Sensing an opportunity as well as seeing increasing demand, 28-year-old Him Sideoun, the owner of a cashew farm in Kampong Thom province, shared her experiences on what it is like to own and run a cashew nut business.

Tell us about yourself and describe your business?

I have long had the ambition to be a successful agricultural business entrepreneur, with my husband and I first getting into agriculture with one hectare of land for dry-season paddy rice.

The business was doing well, and we expanded our land to 10 hectares, until a lack of water supply made us experience some difficulties and postpone our business for a while. In 2017, there was a rising demand for cashew nuts in our province, Kampong Thom, which grabbed our attention, and opportunities arose for us in the cashew nut business.

What were the main factors behind you turning your attention to the cashew nut business?

We first got into the cashew nut business due to the opportunities from the high demand in both the domestic and overseas markets. A sharing session from the Cashew Nut Association of Cambodia aroused our interest, and we started to look into the cashew nut business and understand more about it.

Cashew nuts don’t need as much attention as other plants or crops – in the early stages, it requires full attention to regular watering and fertilising. But once the plant is mature enough, we only need to take care of it three times during its season.

After a few years, our cashew nut yields increased from four tonnes to 20 tonnes on our 10 hectares of land, with the average price 5,000 riel per kilogram based on the purchase season.

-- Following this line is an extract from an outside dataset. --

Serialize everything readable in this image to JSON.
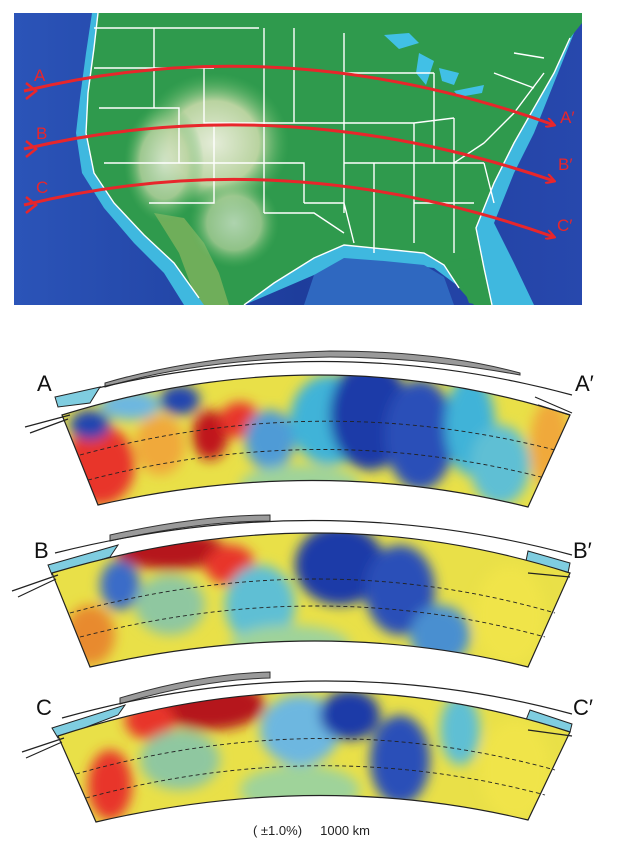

As it is highly in demand, the market for cashew nut is on your doorstep – there will be a large factory coming to regularly collect from your farm for domestic and international supply.

In the last few years of growing cashew nuts, we have expanded our land to almost 20 hectares – and demand is still growing rapidly.

What challenges have you encountered?

Pests and insects are our main concern, but we believe this is also a concern for most agri-businesses. To deal with it, we had to learn about the growing process and understand more about cashew plants, as well as about fertilisers and pesticides. For example, experimenting with different types of fertiliser for use on my plants to bring high yields.

And then you have to regularly spend on fertiliser, manure and pesticides throughout the growing process. Cash flow is one of the concerns during this process, and we luckily received support from our family besides Amret providing us with their flexible working capital loan for our expansion needs.

Without reliable support and effective cash flow management, it is difficult to maintain a business.

As a woman entrepreneur, what advice do you have for female agri-business owners looking to expand?

Running a business takes effort and commitment. Do not be afraid to get your hands dirty and step outside your area to explore the wider world of agriculture.

Fluctuations in demand may be different each year, but business success doesn’t come overnight. Don’t lose hope – patience and effort every day can lead to a fruitful future.